林知夏不是被創造出來的容器,而是沈逾白用記憶和愛塑造的——一個能夠超越死亡,超越分離的存在。
我看到了我們第一次相遇:
不是在診所,不是在實驗室,而是在一個虛擬的記憶空間裡。沈逾白用最後的意識創造了一個世界,那裡有薰衣草田,有記憶機器,有我們共同的未來。他在那個世界裡向我求婚,用一枚用記憶晶片做成的戒指。

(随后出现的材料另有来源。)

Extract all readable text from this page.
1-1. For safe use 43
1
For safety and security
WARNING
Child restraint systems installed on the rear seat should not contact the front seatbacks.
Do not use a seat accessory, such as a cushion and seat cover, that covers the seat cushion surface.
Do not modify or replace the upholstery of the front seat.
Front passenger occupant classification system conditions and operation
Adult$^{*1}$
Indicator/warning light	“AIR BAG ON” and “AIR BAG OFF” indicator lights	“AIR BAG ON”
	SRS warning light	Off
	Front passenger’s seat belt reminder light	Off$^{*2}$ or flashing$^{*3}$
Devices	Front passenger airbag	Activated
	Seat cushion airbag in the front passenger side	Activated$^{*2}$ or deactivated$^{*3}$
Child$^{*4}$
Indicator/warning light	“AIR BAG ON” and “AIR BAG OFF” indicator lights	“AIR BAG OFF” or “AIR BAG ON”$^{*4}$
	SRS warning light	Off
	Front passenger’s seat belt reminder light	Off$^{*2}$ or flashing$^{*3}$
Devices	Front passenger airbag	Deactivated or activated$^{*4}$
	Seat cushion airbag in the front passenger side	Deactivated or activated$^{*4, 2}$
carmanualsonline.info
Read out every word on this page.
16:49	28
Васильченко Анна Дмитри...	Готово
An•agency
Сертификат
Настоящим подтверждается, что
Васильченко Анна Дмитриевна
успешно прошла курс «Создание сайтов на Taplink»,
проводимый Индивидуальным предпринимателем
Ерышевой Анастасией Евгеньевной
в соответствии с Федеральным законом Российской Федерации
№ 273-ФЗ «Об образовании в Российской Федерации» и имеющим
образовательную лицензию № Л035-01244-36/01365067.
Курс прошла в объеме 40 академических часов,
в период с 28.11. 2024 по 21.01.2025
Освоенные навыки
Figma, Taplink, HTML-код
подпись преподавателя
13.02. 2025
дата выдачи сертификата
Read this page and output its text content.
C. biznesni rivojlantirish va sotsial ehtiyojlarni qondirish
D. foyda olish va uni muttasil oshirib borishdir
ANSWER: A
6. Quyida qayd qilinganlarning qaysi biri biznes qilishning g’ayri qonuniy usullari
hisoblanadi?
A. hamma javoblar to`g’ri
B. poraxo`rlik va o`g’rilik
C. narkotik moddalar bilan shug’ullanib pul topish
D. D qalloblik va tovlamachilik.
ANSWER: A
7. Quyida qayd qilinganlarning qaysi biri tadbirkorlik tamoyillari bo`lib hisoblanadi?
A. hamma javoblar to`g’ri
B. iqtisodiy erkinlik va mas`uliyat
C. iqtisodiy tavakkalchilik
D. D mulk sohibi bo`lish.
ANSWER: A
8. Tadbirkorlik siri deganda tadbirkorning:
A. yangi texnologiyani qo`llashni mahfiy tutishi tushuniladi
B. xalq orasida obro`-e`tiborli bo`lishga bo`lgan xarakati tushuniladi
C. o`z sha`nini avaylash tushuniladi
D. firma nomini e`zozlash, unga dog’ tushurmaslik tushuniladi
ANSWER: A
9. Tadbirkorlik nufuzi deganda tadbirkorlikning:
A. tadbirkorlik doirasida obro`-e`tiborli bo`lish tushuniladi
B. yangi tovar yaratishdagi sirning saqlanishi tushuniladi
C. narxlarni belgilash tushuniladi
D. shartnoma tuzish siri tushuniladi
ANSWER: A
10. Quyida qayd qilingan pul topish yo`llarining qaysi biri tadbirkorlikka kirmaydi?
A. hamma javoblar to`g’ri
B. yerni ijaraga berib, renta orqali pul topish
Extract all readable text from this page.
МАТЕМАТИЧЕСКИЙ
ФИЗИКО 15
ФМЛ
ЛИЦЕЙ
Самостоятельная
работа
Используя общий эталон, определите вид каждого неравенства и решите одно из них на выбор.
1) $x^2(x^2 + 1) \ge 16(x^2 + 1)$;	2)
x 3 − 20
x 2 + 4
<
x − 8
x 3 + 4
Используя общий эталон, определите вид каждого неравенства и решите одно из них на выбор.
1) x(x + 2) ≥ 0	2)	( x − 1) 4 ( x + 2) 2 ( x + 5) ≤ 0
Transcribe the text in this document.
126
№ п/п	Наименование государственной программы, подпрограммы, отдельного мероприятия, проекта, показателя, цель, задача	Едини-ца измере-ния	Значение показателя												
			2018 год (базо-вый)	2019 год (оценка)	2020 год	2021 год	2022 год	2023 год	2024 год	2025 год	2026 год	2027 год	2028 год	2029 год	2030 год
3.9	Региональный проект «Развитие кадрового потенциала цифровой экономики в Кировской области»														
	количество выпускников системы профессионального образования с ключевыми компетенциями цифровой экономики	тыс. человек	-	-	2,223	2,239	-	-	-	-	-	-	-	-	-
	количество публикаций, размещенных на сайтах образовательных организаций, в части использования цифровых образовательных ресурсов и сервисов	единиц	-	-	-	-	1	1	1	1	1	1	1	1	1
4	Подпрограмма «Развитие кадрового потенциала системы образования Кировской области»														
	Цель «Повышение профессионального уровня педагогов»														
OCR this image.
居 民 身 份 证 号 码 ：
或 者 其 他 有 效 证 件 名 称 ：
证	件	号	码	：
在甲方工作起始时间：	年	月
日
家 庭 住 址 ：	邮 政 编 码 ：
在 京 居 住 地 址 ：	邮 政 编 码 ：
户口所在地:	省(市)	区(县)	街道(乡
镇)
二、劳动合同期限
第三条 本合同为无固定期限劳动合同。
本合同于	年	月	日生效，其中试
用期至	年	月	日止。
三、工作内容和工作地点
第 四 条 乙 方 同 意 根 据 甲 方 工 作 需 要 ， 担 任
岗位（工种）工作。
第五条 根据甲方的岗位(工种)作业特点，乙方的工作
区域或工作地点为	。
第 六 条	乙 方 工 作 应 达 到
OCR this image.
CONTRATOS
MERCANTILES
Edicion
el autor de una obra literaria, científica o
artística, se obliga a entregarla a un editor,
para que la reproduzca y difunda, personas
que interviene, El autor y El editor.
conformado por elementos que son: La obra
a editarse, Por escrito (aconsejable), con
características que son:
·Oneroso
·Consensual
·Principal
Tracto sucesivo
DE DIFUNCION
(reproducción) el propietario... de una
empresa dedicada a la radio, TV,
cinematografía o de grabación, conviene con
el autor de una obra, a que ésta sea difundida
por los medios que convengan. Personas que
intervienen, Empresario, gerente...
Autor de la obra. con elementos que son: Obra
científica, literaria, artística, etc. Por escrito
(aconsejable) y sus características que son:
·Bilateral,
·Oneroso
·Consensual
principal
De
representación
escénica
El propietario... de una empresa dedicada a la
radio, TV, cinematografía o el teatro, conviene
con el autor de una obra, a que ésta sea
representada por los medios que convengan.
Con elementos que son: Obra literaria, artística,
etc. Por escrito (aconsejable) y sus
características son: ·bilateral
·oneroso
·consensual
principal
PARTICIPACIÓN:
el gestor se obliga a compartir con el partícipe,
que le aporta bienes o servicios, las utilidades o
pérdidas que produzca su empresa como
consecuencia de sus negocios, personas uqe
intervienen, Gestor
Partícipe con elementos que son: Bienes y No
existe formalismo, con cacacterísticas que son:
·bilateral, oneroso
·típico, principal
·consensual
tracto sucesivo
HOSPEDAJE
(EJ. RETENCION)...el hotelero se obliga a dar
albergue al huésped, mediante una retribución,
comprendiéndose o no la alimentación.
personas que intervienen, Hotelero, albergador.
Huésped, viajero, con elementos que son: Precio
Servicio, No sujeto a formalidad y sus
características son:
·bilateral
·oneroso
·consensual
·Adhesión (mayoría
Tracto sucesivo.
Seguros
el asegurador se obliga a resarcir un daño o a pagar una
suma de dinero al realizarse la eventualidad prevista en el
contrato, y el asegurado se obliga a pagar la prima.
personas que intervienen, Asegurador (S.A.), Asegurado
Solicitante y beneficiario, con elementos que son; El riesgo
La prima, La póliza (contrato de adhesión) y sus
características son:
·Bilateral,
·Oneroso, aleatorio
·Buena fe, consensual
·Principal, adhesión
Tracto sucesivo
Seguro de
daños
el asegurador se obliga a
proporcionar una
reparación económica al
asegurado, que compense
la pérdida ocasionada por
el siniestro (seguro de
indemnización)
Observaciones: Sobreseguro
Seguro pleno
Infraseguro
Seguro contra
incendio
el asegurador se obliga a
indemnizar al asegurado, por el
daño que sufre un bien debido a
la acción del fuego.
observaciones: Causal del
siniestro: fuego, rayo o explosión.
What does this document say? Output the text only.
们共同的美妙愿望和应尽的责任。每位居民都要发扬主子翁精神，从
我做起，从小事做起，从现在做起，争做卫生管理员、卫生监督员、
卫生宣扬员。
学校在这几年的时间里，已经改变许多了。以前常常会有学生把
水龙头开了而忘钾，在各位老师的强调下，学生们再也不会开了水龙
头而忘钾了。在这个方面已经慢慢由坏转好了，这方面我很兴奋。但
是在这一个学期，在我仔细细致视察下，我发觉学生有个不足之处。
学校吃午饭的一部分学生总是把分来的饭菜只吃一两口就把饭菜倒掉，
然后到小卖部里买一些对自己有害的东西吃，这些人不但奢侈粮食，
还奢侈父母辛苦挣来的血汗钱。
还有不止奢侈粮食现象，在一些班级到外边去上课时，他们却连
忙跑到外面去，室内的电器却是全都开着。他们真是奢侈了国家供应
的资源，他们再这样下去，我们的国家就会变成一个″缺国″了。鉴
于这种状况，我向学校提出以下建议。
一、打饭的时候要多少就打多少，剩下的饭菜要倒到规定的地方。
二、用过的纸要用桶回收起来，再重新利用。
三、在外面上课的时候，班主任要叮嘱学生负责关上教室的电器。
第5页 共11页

”這枚戒指裡,”他說,”儲存著我所有的記憶,所有的感情,所有的愛。當你戴上它的時候,你就擁有了我的全部。”
我看著他單膝跪地,眼淚模糊了我的視線。
”但這樣你就...”我說不出”死”這個字。
”我本來就要死了,”他輕聲說,”但我可以選擇怎麼死。我可以選擇把我的愛留給你,讓它以另一種形式活下去。”
我看到了我們的婚禮:
沒有賓客,沒有鮮花,只有我們兩個人,在記憶的長河裡交換誓言。他說:”即使我死了,我的愛也會活在你的記憶裡。”我說:”即使我忘記了,我的心也會重新愛上你。”
薰衣草田在月光下泛著銀藍色的光,風吹過時的沙沙聲,像是某種永恆的誓言。
我看到了我們的分別:
沈逾白知道自己的時間不多了,他把我——這個承載著他的愛和記憶的存在——送出了虛擬空間,送進了現實世界。他刪除了我關於那個虛擬世界的記憶,讓我以為自己是真實存在的林知夏。
但他留下了一個後門:
如果有一天,我開始質疑自己的身份,開始尋找真相,記憶就會開始恢復。不是恢復成原來的沈逾白或林知夏,而是成為一個全新的存在——一個同時擁有兩個人的記憶和感情,但形成了新的自我意識的存在。
現在,這個時刻到了。
我睜開眼睛,發現自己躺在機器裡,但感覺完全不同了。我不再是林知夏,也不再是沈逾白的記憶,而是——
”你是誰?”蘇晚問我。
我看著鏡子裡的自己,那張臉既熟悉又陌生,眼睛裡閃爍著兩個人的光芒,但又是全新的光芒。
”我是...”我停頓了一下,感受著這個全新的身份,”我是沈知夏。不是沈逾白,也不是林知夏,而是他們的結合體。我有他們的全部記憶,但我也是我自己。”
蘇晚微笑:”歡迎回來。”
”不,”我輕聲說,”是歡迎新生。”
我走向薰衣草田,雖然現在還是冬天,但我能想象它們在夏天的樣子。銀藍色的花海,風吹過時的沙沙聲,像是某種永恆的誓言。
我蹲下身,手指撫過枯黃的莖稈。在根部,我看到了新芽——小小的,綠色的,充滿生命力的。
就像我一樣。
”沈逾白,”我輕聲說,對著風,對著陽光,對著這片承載了我們太多記憶的土地,”謝謝你給了我生命,給了我記憶,給了我愛的能力。現在,我會帶著你的愛,繼續活下去,但不是作為你的複製品,而是作為我自己。”
我感覺到他在我心中的回應,像是一陣溫暖的風,像是一聲輕柔的嘆息。
”再見了,沈逾白。”我輕聲說,”你好,沈知夏。”
薰衣草的香味突然變得濃烈,像是要為我慶祝新生。
我轉身走向療養院,走向我的新生活。
這一次,不再是虛假的人生。
這一次,是真實的開始。
我回頭看了一眼機器,它已經停止了運轉,像是一個完成了使命的古老守衛。在它的金屬外殼上,我看到了自己的倒影——
一個全新的人,有著林知夏的溫柔和沈逾白的堅定,有著兩個人的記憶,但又是完全獨立的個體。
我笑了,這是第一次,真正屬於我的笑容。